I am not a psychiatrist, but I am an MSW and I worked at a senior citizens center for a couple of years. This type of situation was VERY common.
posted by kimdog at 8:27 AM on May 5, 2006


Assuming he filled out the statutory disclosure form required here in IL truthfully, he is fine.

Also, you can gently remind him that nobody buys an 80-year-old brick house and expects perfection.
posted by MrZero at 9:03 AM on May 5, 2006


When I sold our house in Oregon two years ago, we had to sign a disclosure statement, which was essentially a checklist (with some fill-in-the-blanks) about the condition of the house. This was given to the buyer. When we bought our new (old) house, the seller had to do the same thing. Did your father have to do something similar? I wouldn't worry about it too much. I think that most people who buy a house -- especially an old house -- realize that they're buying a home with "character". Our house certainly has issues, including some we didn't notice before the purchase, but we would never hold the previous owner responsible. Of course, we're not litigious people, either...
posted by jdroth at 9:21 AM on May 5, 2006


I'd argue against trying to go into specific, detailed information. There is no evidence that there is any significant problem with the foundation, your father did everything legally necessary. In an 80+ year old house some cracks and foundation issues are inevitable. The inspector saw what was there and communicated it to the buyers. As you say, your dad is of a worrying disposition and as many others have pointed out this is being pushed by the major life stress of moving. He's feeling a little out of control and this is the "cause" he's fixating on... but giving him a bunch of complicated information about state laws and liability (which will necessarily be filtered through your own relative ignorance, no offense) will just give him more to brood on and worry about. At this point you can tell him you asked a bunch of people including lawyers and doctors and stuff and they all said he'd done everything necessary, and he has absolutely nothing to worry about.
posted by nanojath at 9:58 AM on May 5, 2006


Wouldn't the inspector be on the hook for the problems?
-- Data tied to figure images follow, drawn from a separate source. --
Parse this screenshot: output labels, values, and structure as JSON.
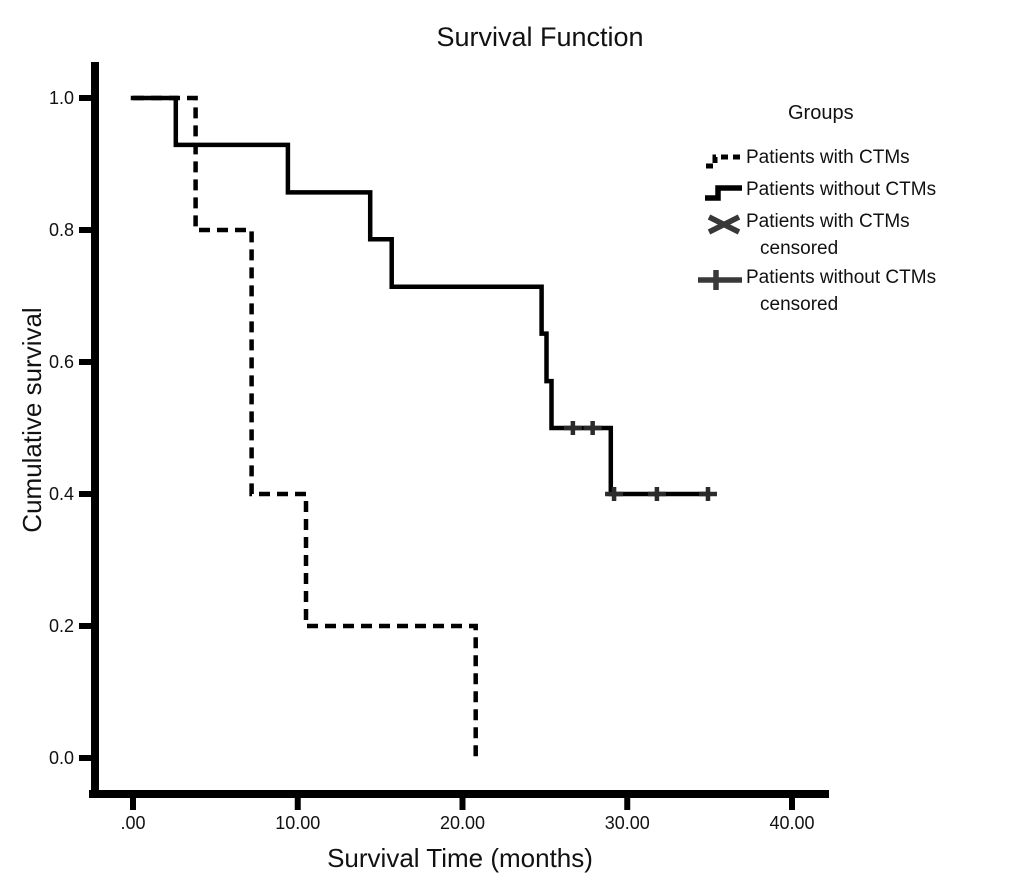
{
  "title": "Survival Function",
  "axes": {
    "x_label": "Survival Time (months)",
    "y_label": "Cumulative survival",
    "x_ticks": [
      ".00",
      "10.00",
      "20.00",
      "30.00",
      "40.00"
    ],
    "x_tick_values": [
      0,
      10,
      20,
      30,
      40
    ],
    "y_ticks": [
      "0.0",
      "0.2",
      "0.4",
      "0.6",
      "0.8",
      "1.0"
    ],
    "y_tick_values": [
      0.0,
      0.2,
      0.4,
      0.6,
      0.8,
      1.0
    ]
  },
  "legend": {
    "title": "Groups",
    "entries": [
      {
        "marker": "dashed-step-icon",
        "label": "Patients with CTMs",
        "label2": ""
      },
      {
        "marker": "solid-step-icon",
        "label": "Patients without CTMs",
        "label2": ""
      },
      {
        "marker": "x-censored-icon",
        "label": "Patients with CTMs",
        "label2": "censored"
      },
      {
        "marker": "plus-censored-icon",
        "label": "Patients without CTMs",
        "label2": "censored"
      }
    ]
  },
  "colors": {
    "curve": "#000000",
    "censor_marker": "#2b2b2b",
    "legend_marker_gray": "#383838",
    "axis": "#000000",
    "background": "#ffffff"
  },
  "chart_data": {
    "type": "line",
    "subtype": "kaplan-meier-step",
    "title": "Survival Function",
    "xlabel": "Survival Time (months)",
    "ylabel": "Cumulative survival",
    "xlim": [
      0,
      42
    ],
    "ylim": [
      0.0,
      1.0
    ],
    "grid": false,
    "legend_position": "upper-right",
    "series": [
      {
        "name": "Patients with CTMs",
        "style": "dashed",
        "points": [
          [
            0,
            1.0
          ],
          [
            3.8,
            1.0
          ],
          [
            3.8,
            0.8
          ],
          [
            7.2,
            0.8
          ],
          [
            7.2,
            0.4
          ],
          [
            10.5,
            0.4
          ],
          [
            10.5,
            0.2
          ],
          [
            20.8,
            0.2
          ],
          [
            20.8,
            0.0
          ]
        ],
        "censored": []
      },
      {
        "name": "Patients without CTMs",
        "style": "solid",
        "points": [
          [
            0,
            1.0
          ],
          [
            2.6,
            1.0
          ],
          [
            2.6,
            0.929
          ],
          [
            9.4,
            0.929
          ],
          [
            9.4,
            0.857
          ],
          [
            14.4,
            0.857
          ],
          [
            14.4,
            0.786
          ],
          [
            15.7,
            0.786
          ],
          [
            15.7,
            0.714
          ],
          [
            24.8,
            0.714
          ],
          [
            24.8,
            0.643
          ],
          [
            25.1,
            0.643
          ],
          [
            25.1,
            0.571
          ],
          [
            25.4,
            0.571
          ],
          [
            25.4,
            0.5
          ],
          [
            29.0,
            0.5
          ],
          [
            29.0,
            0.4
          ],
          [
            34.9,
            0.4
          ]
        ],
        "censored": [
          [
            26.7,
            0.5
          ],
          [
            27.9,
            0.5
          ],
          [
            29.2,
            0.4
          ],
          [
            31.8,
            0.4
          ],
          [
            34.9,
            0.4
          ]
        ]
      }
    ]
  }
}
After all, if there are big problems, he's supposed to be the guy who finds them.
posted by five fresh fish at 10:03 AM on May 5, 2006


The home inspector should know exactly what signs to look for with any foundation concerns. If anything is out of acceptable tolerances that should be listed in the report. If something is listed in the report a structural engineer will have to go and look at foundation. The house could still be fine, that is within accepted tolerances.
Just went through that with a mid 60s house in Texas.
posted by sailormouth at 10:33 AM on May 5, 2006


He should be fine. Did he KNOW of any significant problems? No. Did he try to hide any problems? No. And by now if anything showed up, who's to say it didn't happen after the sale?

Of course, people can and do sue whether or not they have grounds all the time. But I'd think that if the buyers had any sense they'd have made sure their home inspection took a look at the foundation anyway. My educated guess is he has nothing to worry about.